Saturday, July 12, 2008

coskulu bir gönül

tatmin edilmemis ihtiraslarin feryada geldigi bir gecede canina kiyan bir adamin haberini okudum bugun. sevgilisiyle beraber tatile giden, aralarinda cikan tartisma sirasinda kadinin gözleri önünde silahliyla intihar eden bir adam. uzun zamandir karisindan ayri yasadigi söylenen, sevgilisiyle bir otel odasinda kavgaya tutusup her seye son veren bir adam.

kim bilir nasil bir heyecan ve hazzin umulmadik coskularina kapilarak gelmislerdi o otel odasina. kim bilir o gece o oda hangi duygularla dolup tasmisti. hickiriklar, haykirislar, göz yaslari, endiseler, yeminler, sözler ve sitemler hemen hepsi eminim ki oradaydi o gece.

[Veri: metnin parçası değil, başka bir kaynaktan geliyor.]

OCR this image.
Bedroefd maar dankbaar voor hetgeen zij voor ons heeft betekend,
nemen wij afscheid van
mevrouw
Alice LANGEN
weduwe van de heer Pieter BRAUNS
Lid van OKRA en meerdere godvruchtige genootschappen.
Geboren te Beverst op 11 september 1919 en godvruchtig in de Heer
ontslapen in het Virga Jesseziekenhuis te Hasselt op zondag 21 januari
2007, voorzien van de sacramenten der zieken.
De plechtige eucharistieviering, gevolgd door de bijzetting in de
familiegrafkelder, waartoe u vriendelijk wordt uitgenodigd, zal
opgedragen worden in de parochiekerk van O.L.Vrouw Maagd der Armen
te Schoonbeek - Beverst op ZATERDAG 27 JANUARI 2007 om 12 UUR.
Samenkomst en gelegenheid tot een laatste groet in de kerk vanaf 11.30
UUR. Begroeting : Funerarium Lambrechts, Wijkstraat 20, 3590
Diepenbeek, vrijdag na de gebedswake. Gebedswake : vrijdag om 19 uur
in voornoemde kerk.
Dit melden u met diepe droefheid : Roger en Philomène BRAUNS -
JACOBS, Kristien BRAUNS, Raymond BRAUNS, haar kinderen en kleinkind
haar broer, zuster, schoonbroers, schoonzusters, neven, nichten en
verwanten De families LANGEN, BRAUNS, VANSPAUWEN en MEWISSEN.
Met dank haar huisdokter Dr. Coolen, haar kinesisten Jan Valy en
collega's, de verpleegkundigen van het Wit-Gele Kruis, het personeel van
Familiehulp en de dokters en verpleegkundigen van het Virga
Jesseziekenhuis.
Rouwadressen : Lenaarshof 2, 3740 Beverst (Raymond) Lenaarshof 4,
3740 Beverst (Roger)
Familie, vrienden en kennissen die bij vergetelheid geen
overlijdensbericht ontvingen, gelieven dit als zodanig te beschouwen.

bir adam, henüz gerceklesmemis günler, henuz bilmedigi bir yasam ve aslinda henuz tanimadigi bir kadin ugruna ölmeyi tercih etti.

Thursday, July 03, 2008

kagit fenerler

gecelerin daha az hirpalayici ve harap edici, daha fazla teskin ve teselli edici olmasini isterdim. bir kusun kanatlarina takilsam ve solugu kagit fenerlerle aydinlanmis bir sahilde alsam...

Wednesday, July 02, 2008

haksizlik,ifrat ve insan

insan = ifrat ve tefrit potansiyeli diye not almis yakin bir arkadasim kitabinin üzerine. bu kitabi sen de seveceksin dedi, senin düsüncelerin var bu kitapta diye de ekledi. benim aklim o kucuk notta kalmisti, hala da aklimda, insanin asirilik yaparak kendisine bazen de cevresine zarar verdigi durumlar.

insana dair olan hicbir sey benim yabancim olamaz, ben hep bu anlayista oldum, hala da oyleyim. ne var ki, kendime karsi bazen acimasiz davrandigimi, kendi asiriliklarima karsi hosgörüsüz oldugumu biliyorum. asirilik baskasina yönelen bir durum oldugunda, isin icine haksizlik da giriyor ve benim icin celiski sanirim burada basliyor. haksizlik etmekten hep korktum, yine de haksizlik etmeden yasamak kolay degil. haksizligin farkinda olmak ve bundan üzüntü duymak, o haksizligi hafifletebilir mi bilmiyorum.